Major cities and towns in Toba Tek Singh district are :

- Pir Mahal
- Gojra
- Kamalia
- Rajana
- Sandhilianwali
- Nawan Lahore

==Notable people==
- Masood Fakhri, (1932 – 6 September 2016), footballer.
- Albela (actor), Pakistani film, TV and stage actor and comedian.
- Amjad Saqib, a philanthropist, social entrepreneur, development practitioner and author.
- Mohammad Haroon, a retired three-star rank admiral in the Pakistan Navy.
- Om Prakash Munjal, a Punjabi Hindu Khatri, chairman of Hero cycles company.
- Sardar Muhammad Chaudhry, Ex-Inspector General, Punjab Police (June 1991 to 1 June 1993).
- Amjad Javed Saleemi, Ex-Inspector General, Punjab Police (October 2018 to April 2019).
- Muhammad Hamza, Former Member of the Senate of Pakistan (PML-N).
- Riaz Fatyana, member National Assembly of Pakistan.
- Muhammad Junaid Anwar , member National Assembly of Pakistan, Minister for Maritime Affairs.
- Chaudhry Mohammad Sarwar, Ex-Governor of Punjab (2013 to 2015, 2018 to 2022), Ex-Member of Parliament (United Kingdom).

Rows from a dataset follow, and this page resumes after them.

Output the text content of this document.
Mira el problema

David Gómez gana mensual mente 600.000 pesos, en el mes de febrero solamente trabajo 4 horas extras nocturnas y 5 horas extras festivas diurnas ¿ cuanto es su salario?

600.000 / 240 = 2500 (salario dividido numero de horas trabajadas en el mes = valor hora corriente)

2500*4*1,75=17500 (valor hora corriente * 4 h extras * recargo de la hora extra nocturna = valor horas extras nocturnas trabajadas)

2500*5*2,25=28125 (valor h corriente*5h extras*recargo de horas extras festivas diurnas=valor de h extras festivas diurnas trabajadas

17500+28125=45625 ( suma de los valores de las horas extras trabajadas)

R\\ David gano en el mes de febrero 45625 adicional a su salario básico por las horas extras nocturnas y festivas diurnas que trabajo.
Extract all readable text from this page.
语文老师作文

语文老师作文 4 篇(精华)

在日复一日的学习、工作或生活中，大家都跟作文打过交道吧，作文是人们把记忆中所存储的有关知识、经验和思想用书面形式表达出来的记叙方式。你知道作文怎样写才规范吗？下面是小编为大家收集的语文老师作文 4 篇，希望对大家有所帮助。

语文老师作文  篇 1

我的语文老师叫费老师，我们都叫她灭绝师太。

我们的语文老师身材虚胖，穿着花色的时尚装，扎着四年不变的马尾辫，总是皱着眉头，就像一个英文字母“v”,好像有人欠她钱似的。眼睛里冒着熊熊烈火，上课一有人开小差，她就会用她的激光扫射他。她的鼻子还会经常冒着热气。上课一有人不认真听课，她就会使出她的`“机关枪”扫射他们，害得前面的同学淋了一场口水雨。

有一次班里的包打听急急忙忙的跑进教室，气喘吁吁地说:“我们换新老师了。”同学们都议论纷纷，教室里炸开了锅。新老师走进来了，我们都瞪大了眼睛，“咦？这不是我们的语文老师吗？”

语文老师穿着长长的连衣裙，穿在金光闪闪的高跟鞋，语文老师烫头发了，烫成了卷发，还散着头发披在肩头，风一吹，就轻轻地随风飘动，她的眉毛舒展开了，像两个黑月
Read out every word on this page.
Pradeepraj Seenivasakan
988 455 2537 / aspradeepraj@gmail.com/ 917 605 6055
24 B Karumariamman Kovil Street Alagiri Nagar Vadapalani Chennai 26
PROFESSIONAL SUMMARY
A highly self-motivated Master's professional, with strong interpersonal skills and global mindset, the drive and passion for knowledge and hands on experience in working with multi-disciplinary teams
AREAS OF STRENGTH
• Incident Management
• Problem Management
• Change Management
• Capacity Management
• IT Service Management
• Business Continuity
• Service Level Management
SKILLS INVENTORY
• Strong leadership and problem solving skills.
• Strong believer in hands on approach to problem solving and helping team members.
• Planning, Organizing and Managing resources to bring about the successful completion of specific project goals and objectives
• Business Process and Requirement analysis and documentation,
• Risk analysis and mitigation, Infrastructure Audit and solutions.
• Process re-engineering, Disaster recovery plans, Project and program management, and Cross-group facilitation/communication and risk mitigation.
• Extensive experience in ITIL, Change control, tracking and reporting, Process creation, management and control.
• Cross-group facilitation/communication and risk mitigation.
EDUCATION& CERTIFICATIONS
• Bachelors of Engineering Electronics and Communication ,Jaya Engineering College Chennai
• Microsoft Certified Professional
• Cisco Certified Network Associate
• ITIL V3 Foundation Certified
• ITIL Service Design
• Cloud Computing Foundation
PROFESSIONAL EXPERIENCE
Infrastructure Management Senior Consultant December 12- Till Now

- Amjad Ali Javed, member Punjab Assembly.
- Ashifa Riaz Fatyana, MPA (PTI) (Ex-Minister for Women's development), Punjab
- Chaudhary Khalid Javed, EX- MNA (PML-N).
- Asad Ur Rehman, EX- MNA (PML-N).
- Khalil-ur-Rehman Ramday, Former justice of the Supreme Court of Pakistan.
- Nazia Raheel, EX-MPA (PMLN).
- Khalid Ahmed Khan Kharal, EX-MNA (PPPP).
- Shafqat Rasool, Pakistan hockey team player.
- Muhammad Shahbaz, Pakistani field hockey player.
- Muhammad Nadeem, Pakistani field hockey player.